Update Jul 13 2016: Thomas P. Campbell, Director and CEO of The Metropolitan Museum of Art, announced today that two ancient marble sculptures from the famed collection of the Pergamon Museum (Antikensammlung, Staatliche Museen zu Berlin) will remain on loan to The Met for two years. The works are currently among the highlights of the exhibition Pergamon and the Hellenistic Kingdoms of the Ancient World (on view through July 17). After the exhibition closes, the two sculptures—a monumental statue of the goddess Athena and a fragmentary colossal head of a youth, both carved in the second century B.C.—will be displayed on the southern side of the Museum’s Great Hall and in The Robert and Renée Belfer Court, respectively. They will be on view from early August until fall 2018.

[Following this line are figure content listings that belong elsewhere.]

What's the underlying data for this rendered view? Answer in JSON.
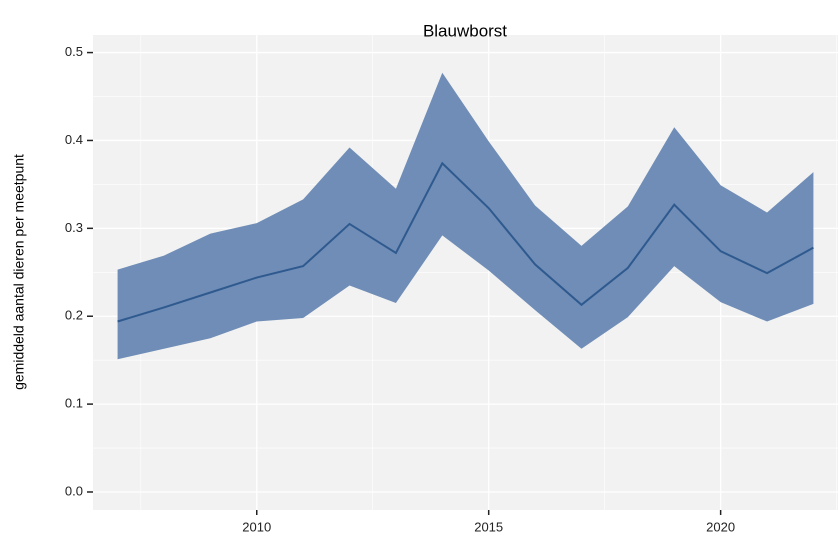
{
  "chart_data": {
    "type": "line",
    "title": "Blauwborst",
    "y_label": "gemiddeld aantal dieren per meetpunt",
    "x": [
      2007,
      2008,
      2009,
      2010,
      2011,
      2012,
      2013,
      2014,
      2015,
      2016,
      2017,
      2018,
      2019,
      2020,
      2021,
      2022
    ],
    "values": [
      0.194,
      0.21,
      0.227,
      0.244,
      0.257,
      0.305,
      0.272,
      0.374,
      0.323,
      0.259,
      0.213,
      0.255,
      0.327,
      0.274,
      0.249,
      0.278
    ],
    "lower": [
      0.151,
      0.163,
      0.175,
      0.194,
      0.198,
      0.235,
      0.215,
      0.292,
      0.252,
      0.207,
      0.163,
      0.199,
      0.257,
      0.216,
      0.194,
      0.214
    ],
    "upper": [
      0.253,
      0.269,
      0.294,
      0.306,
      0.333,
      0.392,
      0.345,
      0.477,
      0.399,
      0.326,
      0.28,
      0.325,
      0.415,
      0.349,
      0.318,
      0.364
    ],
    "color": "#2f5a8f",
    "band_color": "#6f8db6",
    "xlim": [
      2006.47,
      2022.53
    ],
    "xticks": [
      2010,
      2015,
      2020
    ],
    "xminorticks": [
      2007.5,
      2012.5,
      2017.5,
      2022.5
    ],
    "ylim": [
      -0.0205,
      0.52
    ],
    "yticks": [
      {
        "value": 0,
        "label": "0.0"
      },
      0.1,
      0.2,
      0.3,
      0.4,
      0.5
    ],
    "yminorticks": [
      0.05,
      0.15,
      0.25,
      0.35,
      0.45
    ],
    "grid": true
  }
}
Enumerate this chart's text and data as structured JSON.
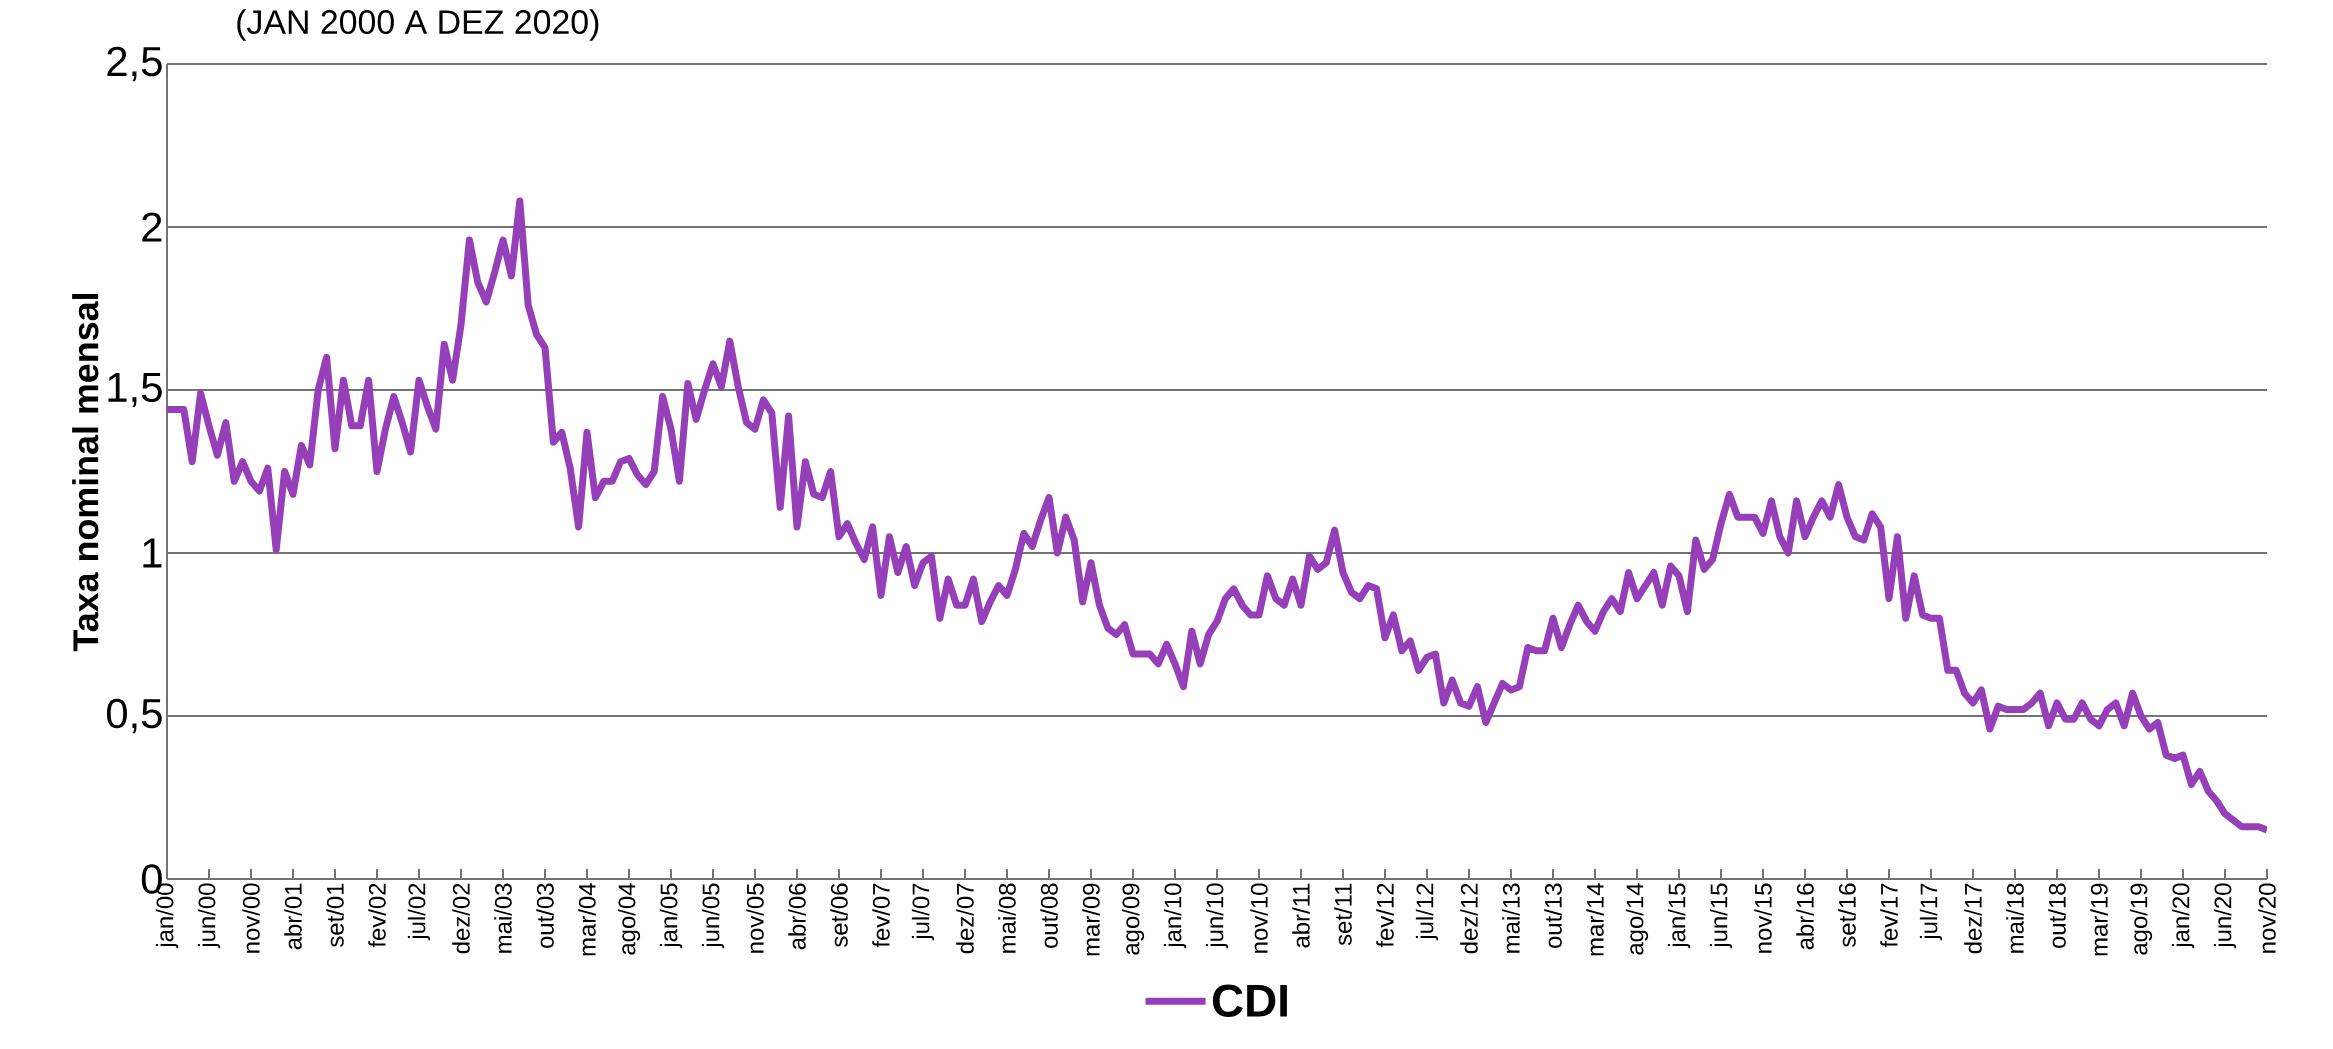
{
  "chart_data": {
    "type": "line",
    "subtitle": "(JAN 2000 A DEZ 2020)",
    "ylabel": "Taxa nominal mensal",
    "categories": [
      "jan/00",
      null,
      null,
      null,
      null,
      "jun/00",
      null,
      null,
      null,
      null,
      "nov/00",
      null,
      null,
      null,
      null,
      "abr/01",
      null,
      null,
      null,
      null,
      "set/01",
      null,
      null,
      null,
      null,
      "fev/02",
      null,
      null,
      null,
      null,
      "jul/02",
      null,
      null,
      null,
      null,
      "dez/02",
      null,
      null,
      null,
      null,
      "mai/03",
      null,
      null,
      null,
      null,
      "out/03",
      null,
      null,
      null,
      null,
      "mar/04",
      null,
      null,
      null,
      null,
      "ago/04",
      null,
      null,
      null,
      null,
      "jan/05",
      null,
      null,
      null,
      null,
      "jun/05",
      null,
      null,
      null,
      null,
      "nov/05",
      null,
      null,
      null,
      null,
      "abr/06",
      null,
      null,
      null,
      null,
      "set/06",
      null,
      null,
      null,
      null,
      "fev/07",
      null,
      null,
      null,
      null,
      "jul/07",
      null,
      null,
      null,
      null,
      "dez/07",
      null,
      null,
      null,
      null,
      "mai/08",
      null,
      null,
      null,
      null,
      "out/08",
      null,
      null,
      null,
      null,
      "mar/09",
      null,
      null,
      null,
      null,
      "ago/09",
      null,
      null,
      null,
      null,
      "jan/10",
      null,
      null,
      null,
      null,
      "jun/10",
      null,
      null,
      null,
      null,
      "nov/10",
      null,
      null,
      null,
      null,
      "abr/11",
      null,
      null,
      null,
      null,
      "set/11",
      null,
      null,
      null,
      null,
      "fev/12",
      null,
      null,
      null,
      null,
      "jul/12",
      null,
      null,
      null,
      null,
      "dez/12",
      null,
      null,
      null,
      null,
      "mai/13",
      null,
      null,
      null,
      null,
      "out/13",
      null,
      null,
      null,
      null,
      "mar/14",
      null,
      null,
      null,
      null,
      "ago/14",
      null,
      null,
      null,
      null,
      "jan/15",
      null,
      null,
      null,
      null,
      "jun/15",
      null,
      null,
      null,
      null,
      "nov/15",
      null,
      null,
      null,
      null,
      "abr/16",
      null,
      null,
      null,
      null,
      "set/16",
      null,
      null,
      null,
      null,
      "fev/17",
      null,
      null,
      null,
      null,
      "jul/17",
      null,
      null,
      null,
      null,
      "dez/17",
      null,
      null,
      null,
      null,
      "mai/18",
      null,
      null,
      null,
      null,
      "out/18",
      null,
      null,
      null,
      null,
      "mar/19",
      null,
      null,
      null,
      null,
      "ago/19",
      null,
      null,
      null,
      null,
      "jan/20",
      null,
      null,
      null,
      null,
      "jun/20",
      null,
      null,
      null,
      null,
      "nov/20"
    ],
    "series": [
      {
        "name": "CDI",
        "color": "#9540b8",
        "values": [
          1.44,
          1.44,
          1.44,
          1.28,
          1.49,
          1.39,
          1.3,
          1.4,
          1.22,
          1.28,
          1.22,
          1.19,
          1.26,
          1.01,
          1.25,
          1.18,
          1.33,
          1.27,
          1.5,
          1.6,
          1.32,
          1.53,
          1.39,
          1.39,
          1.53,
          1.25,
          1.38,
          1.48,
          1.4,
          1.31,
          1.53,
          1.45,
          1.38,
          1.64,
          1.53,
          1.7,
          1.96,
          1.83,
          1.77,
          1.86,
          1.96,
          1.85,
          2.08,
          1.76,
          1.67,
          1.63,
          1.34,
          1.37,
          1.26,
          1.08,
          1.37,
          1.17,
          1.22,
          1.22,
          1.28,
          1.29,
          1.24,
          1.21,
          1.25,
          1.48,
          1.38,
          1.22,
          1.52,
          1.41,
          1.5,
          1.58,
          1.51,
          1.65,
          1.51,
          1.4,
          1.38,
          1.47,
          1.43,
          1.14,
          1.42,
          1.08,
          1.28,
          1.18,
          1.17,
          1.25,
          1.05,
          1.09,
          1.03,
          0.98,
          1.08,
          0.87,
          1.05,
          0.94,
          1.02,
          0.9,
          0.97,
          0.99,
          0.8,
          0.92,
          0.84,
          0.84,
          0.92,
          0.79,
          0.85,
          0.9,
          0.87,
          0.95,
          1.06,
          1.02,
          1.1,
          1.17,
          1.0,
          1.11,
          1.04,
          0.85,
          0.97,
          0.84,
          0.77,
          0.75,
          0.78,
          0.69,
          0.69,
          0.69,
          0.66,
          0.72,
          0.66,
          0.59,
          0.76,
          0.66,
          0.75,
          0.79,
          0.86,
          0.89,
          0.84,
          0.81,
          0.81,
          0.93,
          0.86,
          0.84,
          0.92,
          0.84,
          0.99,
          0.95,
          0.97,
          1.07,
          0.94,
          0.88,
          0.86,
          0.9,
          0.89,
          0.74,
          0.81,
          0.7,
          0.73,
          0.64,
          0.68,
          0.69,
          0.54,
          0.61,
          0.54,
          0.53,
          0.59,
          0.48,
          0.54,
          0.6,
          0.58,
          0.59,
          0.71,
          0.7,
          0.7,
          0.8,
          0.71,
          0.78,
          0.84,
          0.79,
          0.76,
          0.82,
          0.86,
          0.82,
          0.94,
          0.86,
          0.9,
          0.94,
          0.84,
          0.96,
          0.93,
          0.82,
          1.04,
          0.95,
          0.98,
          1.09,
          1.18,
          1.11,
          1.11,
          1.11,
          1.06,
          1.16,
          1.05,
          1.0,
          1.16,
          1.05,
          1.11,
          1.16,
          1.11,
          1.21,
          1.11,
          1.05,
          1.04,
          1.12,
          1.08,
          0.86,
          1.05,
          0.8,
          0.93,
          0.81,
          0.8,
          0.8,
          0.64,
          0.64,
          0.57,
          0.54,
          0.58,
          0.46,
          0.53,
          0.52,
          0.52,
          0.52,
          0.54,
          0.57,
          0.47,
          0.54,
          0.49,
          0.49,
          0.54,
          0.49,
          0.47,
          0.52,
          0.54,
          0.47,
          0.57,
          0.5,
          0.46,
          0.48,
          0.38,
          0.37,
          0.38,
          0.29,
          0.33,
          0.27,
          0.24,
          0.2,
          0.18,
          0.16,
          0.16,
          0.16,
          0.15
        ]
      }
    ],
    "ylim": [
      0,
      2.5
    ],
    "yticks": [
      0,
      {
        "value": 0.5,
        "label": "0,5"
      },
      1,
      {
        "value": 1.5,
        "label": "1,5"
      },
      2,
      {
        "value": 2.5,
        "label": "2,5"
      }
    ],
    "grid": "y",
    "legend": "bottom",
    "marker": "none",
    "line_style": "solid"
  }
}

Coin collectors will join connoisseurs of the sublime in their appreciation of masterpieces in this thrillingly huge collection from Hellenistic artists who so profoundly influenced the Romans (some of the works are Roman copies), including marble, bronze, and terracotta sculptures, gold jewelry, vessels of glass and precious metals, engraved gems and rare early coins in perfect condition with lifelike portraits stamped upon them, including works recovered from two shipwrecks. Covering Alexander the Great’s death (323BC) to the death of Cleopatra (30BC), and drawn from Pergamon, the ancient city unearthed in the 1860s which was the capital of the large part of Asia Minor ruled by the Attalid Dynasty (281-`133BC) now Bergama in Turkey, this huge international loan assembly is a first for the US, and includes a computer reconstructed projected panorama of Pergamon from around 129AD.
April 18–July 17, 2016
The Tisch Galleries (Gallery 899), Floor 2
April 11, 10:00 a.m.–noon
The conquests of Alexander the Great transformed the ancient world, making trade and cultural exchange possible across great distances. Alexander’s retinue of court artists and extensive artistic patronage provided a model for his successors, the Hellenistic kings, who came to rule over much of his empire. In spring 2016, for the first time in the United States, a major international loan exhibition will focus on the astonishing wealth, outstanding artistry, and technical achievements of the Hellenistic period (323-30 B.C.)—the three centuries between Alexander and Cleopatra. Opening at The Metropolitan Museum of Art on April 18, Pergamon and the Hellenistic Kingdoms of the Ancient World brings together more than 265 exquisite objects that were created through the patronage of the royal courts of the Hellenistic kingdoms, with an emphasis on the ancient city of Pergamon. Examples in diverse media—from marble, bronze, and terracotta sculptures to gold jewelry, vessels of glass and engraved gems, and precious metals and coins—reveal the enduring legacy of Hellenistic artists and their profound influence on Roman art. The ancient city of Pergamon (now known as Bergama, in present-day Turkey) was the capital of the Attalid Dynasty that ruled over large parts of Asia Minor.